Chapitre 7 - Suivi des effets du salaire minimum

7.5 Effets sur l'emploi formel et informel

Une caractéristique fréquente des pays en développement est la coexistence de l’emploi formel et informel. Selon les définitions adoptées en 2013 par la 17e Conférence internationale des statisticiens du travail, l'emploi informel inclut les emplois dans les petites entreprises ou les sociétés non enregistrées, ainsi que les emplois non déclarés dans les entreprises enregistrées.

Sur la base de cette définition, la Figure 1 ci-dessous montre que la part des salariés dans l’emploi informel va d’environ 20 pour cent dans les zones urbaines de l'Uruguay à plus de 80 pour cent en Inde, où les estimations font état de quelque 135 millions de travailleurs occasionnels en 2009-10, soit beaucoup plus que les travailleurs salariés1.

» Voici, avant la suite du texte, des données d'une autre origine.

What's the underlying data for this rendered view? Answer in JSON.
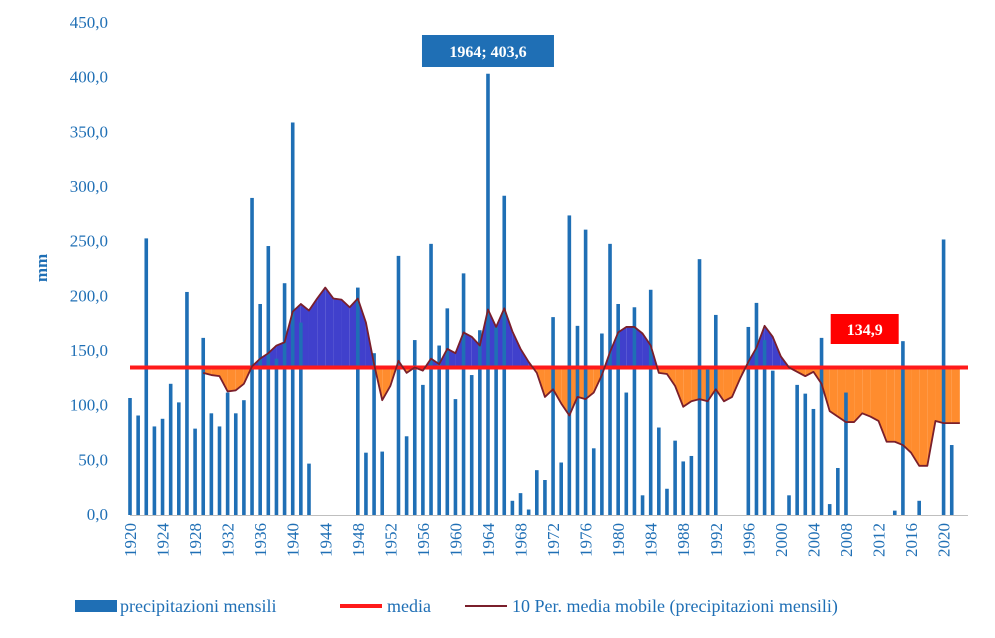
{
  "chart_data": {
    "type": "bar",
    "title": "",
    "xlabel": "",
    "ylabel": "mm",
    "ylim": [
      0,
      450
    ],
    "yticks": [
      0,
      50,
      100,
      150,
      200,
      250,
      300,
      350,
      400,
      450
    ],
    "ytick_labels": [
      "0,0",
      "50,0",
      "100,0",
      "150,0",
      "200,0",
      "250,0",
      "300,0",
      "350,0",
      "400,0",
      "450,0"
    ],
    "xlim": [
      1920,
      2023
    ],
    "xticks": [
      1920,
      1924,
      1928,
      1932,
      1936,
      1940,
      1944,
      1948,
      1952,
      1956,
      1960,
      1964,
      1968,
      1972,
      1976,
      1980,
      1984,
      1988,
      1992,
      1996,
      2000,
      2004,
      2008,
      2012,
      2016,
      2020
    ],
    "mean": 134.9,
    "mean_label": "134,9",
    "series": [
      {
        "name": "precipitazioni mensili",
        "type": "bar",
        "color": "#1f6fb5",
        "x": [
          1920,
          1921,
          1922,
          1923,
          1924,
          1925,
          1926,
          1927,
          1928,
          1929,
          1930,
          1931,
          1932,
          1933,
          1934,
          1935,
          1936,
          1937,
          1938,
          1939,
          1940,
          1941,
          1942,
          1943,
          1944,
          1945,
          1946,
          1947,
          1948,
          1949,
          1950,
          1951,
          1952,
          1953,
          1954,
          1955,
          1956,
          1957,
          1958,
          1959,
          1960,
          1961,
          1962,
          1963,
          1964,
          1965,
          1966,
          1967,
          1968,
          1969,
          1970,
          1971,
          1972,
          1973,
          1974,
          1975,
          1976,
          1977,
          1978,
          1979,
          1980,
          1981,
          1982,
          1983,
          1984,
          1985,
          1986,
          1987,
          1988,
          1989,
          1990,
          1991,
          1992,
          1993,
          1994,
          1995,
          1996,
          1997,
          1998,
          1999,
          2000,
          2001,
          2002,
          2003,
          2004,
          2005,
          2006,
          2007,
          2008,
          2009,
          2010,
          2011,
          2012,
          2013,
          2014,
          2015,
          2016,
          2017,
          2018,
          2019,
          2020,
          2021,
          2022
        ],
        "values": [
          107,
          91,
          253,
          81,
          88,
          120,
          103,
          204,
          79,
          162,
          93,
          81,
          112,
          93,
          105,
          290,
          193,
          246,
          143,
          212,
          359,
          176,
          47,
          0,
          0,
          0,
          0,
          0,
          208,
          57,
          148,
          58,
          0,
          237,
          72,
          160,
          119,
          248,
          155,
          189,
          106,
          221,
          128,
          169,
          403.6,
          172,
          292,
          13,
          20,
          5,
          41,
          32,
          181,
          48,
          274,
          173,
          261,
          61,
          166,
          248,
          193,
          112,
          190,
          18,
          206,
          80,
          24,
          68,
          49,
          54,
          234,
          133,
          183,
          0,
          0,
          0,
          172,
          194,
          160,
          132,
          0,
          18,
          119,
          111,
          97,
          162,
          10,
          43,
          112,
          0,
          0,
          0,
          0,
          0,
          4,
          159,
          0,
          13,
          0,
          0,
          252,
          64,
          0
        ]
      },
      {
        "name": "media",
        "type": "line",
        "color": "#ff1a1a",
        "value": 134.9
      },
      {
        "name": "10 Per. media mobile (precipitazioni mensili)",
        "type": "line",
        "color": "#7a1f2b",
        "x": [
          1929,
          1930,
          1931,
          1932,
          1933,
          1934,
          1935,
          1936,
          1937,
          1938,
          1939,
          1940,
          1941,
          1942,
          1943,
          1944,
          1945,
          1946,
          1947,
          1948,
          1949,
          1950,
          1951,
          1952,
          1953,
          1954,
          1955,
          1956,
          1957,
          1958,
          1959,
          1960,
          1961,
          1962,
          1963,
          1964,
          1965,
          1966,
          1967,
          1968,
          1969,
          1970,
          1971,
          1972,
          1973,
          1974,
          1975,
          1976,
          1977,
          1978,
          1979,
          1980,
          1981,
          1982,
          1983,
          1984,
          1985,
          1986,
          1987,
          1988,
          1989,
          1990,
          1991,
          1992,
          1993,
          1994,
          1995,
          1996,
          1997,
          1998,
          1999,
          2000,
          2001,
          2002,
          2003,
          2004,
          2005,
          2006,
          2007,
          2008,
          2009,
          2010,
          2011,
          2012,
          2013,
          2014,
          2015,
          2016,
          2017,
          2018,
          2019,
          2020,
          2021,
          2022
        ],
        "values": [
          130,
          128,
          127,
          113,
          114,
          120,
          136,
          143,
          148,
          155,
          158,
          186,
          193,
          187,
          198,
          208,
          198,
          197,
          190,
          198,
          176,
          138,
          105,
          118,
          141,
          130,
          135,
          132,
          143,
          138,
          152,
          148,
          167,
          163,
          155,
          188,
          172,
          189,
          168,
          152,
          140,
          130,
          108,
          115,
          102,
          91,
          108,
          106,
          112,
          128,
          149,
          167,
          172,
          172,
          166,
          155,
          130,
          129,
          118,
          99,
          104,
          106,
          104,
          115,
          104,
          108,
          125,
          140,
          153,
          173,
          163,
          145,
          135,
          131,
          127,
          131,
          120,
          95,
          90,
          85,
          85,
          93,
          90,
          86,
          67,
          67,
          64,
          57,
          45,
          45,
          86,
          84,
          84,
          84
        ]
      }
    ],
    "annotations": [
      {
        "text": "1964; 403,6",
        "x": 1964,
        "y": 403.6,
        "color": "#1f6fb5"
      },
      {
        "text": "134,9",
        "x": 2006,
        "y": 134.9,
        "color": "#ff0000"
      }
    ],
    "fill_above_color": "#4040cc",
    "fill_below_color": "#ff8c2e",
    "legend": {
      "position": "bottom",
      "items": [
        {
          "label": "precipitazioni mensili",
          "color": "#1f6fb5",
          "kind": "bar"
        },
        {
          "label": "media",
          "color": "#ff1a1a",
          "kind": "line"
        },
        {
          "label": "10 Per. media mobile (precipitazioni mensili)",
          "color": "#7a1f2b",
          "kind": "line"
        }
      ]
    }
  }
}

Figure 1. Pourcentage d'employés dans l'emploi informel, dernière année disponible

Source: BIT, «Women and men in the Informal Economy: A Statistical Figure», Deuxième édition, Genève, 2013.

Dans la plupart des pays, la législation sur le salaire minimum s'applique en principe aux petites entreprises, aux entreprises non enregistrées ou aux emplois non déclarés (voir le Chapitre 4 sur le champ d’application de la loi). Toutefois, presque par définition, l'application des dispositions législatives ou réglementaires est beaucoup plus difficile lorsque l'emploi n’est pas déclaré, ou concerne une entreprise non enregistrée.

Prenant acte de cette réalité, les économistes ont longtemps considéré que, dans les pays en développement, les salaires minima trop élevés et effectivement appliqués ne provoquent pas une baisse de l’emploi, mais qu’ils peuvent entraîner un déplacement des travailleurs de l'économie formelle vers l’informalité, ce qui fait augmenter les taux de non-conformité et baisser les salaires dans l'économie informelle2.

Données empiriques

Si plusieurs études font état de baisses de l'emploi formel, l’analyse des effets du salaire minimum sur l'emploi en Amérique latine montre que la réalité est souvent plus complexe. Ainsi, une étude menée en Argentine conclut que les augmentations du salaire minimum n’ont eu que peu d'impact sur l’économie formelle, mais ont fait augmenter les salaires dans l'économie informelle3; cette étude souligne que le non-respect de la législation (p. ex. les obligations liées à l’enregistrement d’une entreprise ou aux cotisations de sécurité sociale) ne signifie pas nécessairement que le salaire minimum n’a aucun effet.

Une explication à l’impact du salaire minimum sur les rémunérations dans l'économie informelle, où les inspections du travail sont rares, est l’effet «d’entraînement», qui constitue en quelque sorte une indication du niveau de salaire minimum socialement acceptable, à l’intention des travailleurs et employeurs de l’économie informelle4.

Il est nécessaire d’effectuer des recherches individualisées par pays pour identifier l’impact prédominant qui s’y fait sentir ‒ effet de «déplacement» ou «d’entraînement». Pour mieux comprendre l’impact global du salaire minimum sur l'économie informelle ou souterraine, les chercheurs devraient s’intéresser aux échelles salariales et à leurs effets sur l'emploi.

Le BIT poursuit actuellement ses travaux sur la transition de l’économie informelle à l'économie formelle.


1 Concernant l’Inde, voir U. Rani, P. Belser: «The effectiveness of minimum wages in developing countries: the case of India», 2012, International Journal of Labour Research, Vol. 4, n° 1.
2 S. Nataraj, F. Perez-Arce, S.V. Srinivasan, K. B. Kumar: «The impact of labor market regulation on employment in low-income countries: A meta- analysis», 2014, Journal of Economic Surveys 28(3), pp. 551-72.
3 M. Khamis: «Does the Minimum wage Have a Higher Impact on the Informal than on the Formal Labor Market? Evidence from Quasi-Experiments», 2008, Document de travail, IZA, n° 3911, Institute for the Study of Labor, Bonn, Allemagne.
4 Voir, par exemple: P. Souza, P. Baltar: «Salario minimo e taxa de salaries no Brasil», in Pesquisa e Planejamento Economico, 1979, 9, pp. 629-60; L. A. Bell: «The impact of minimum wages in Mexico and Colombia», 1997, Journal of Labor Economics 15 (3), pp. 103-35.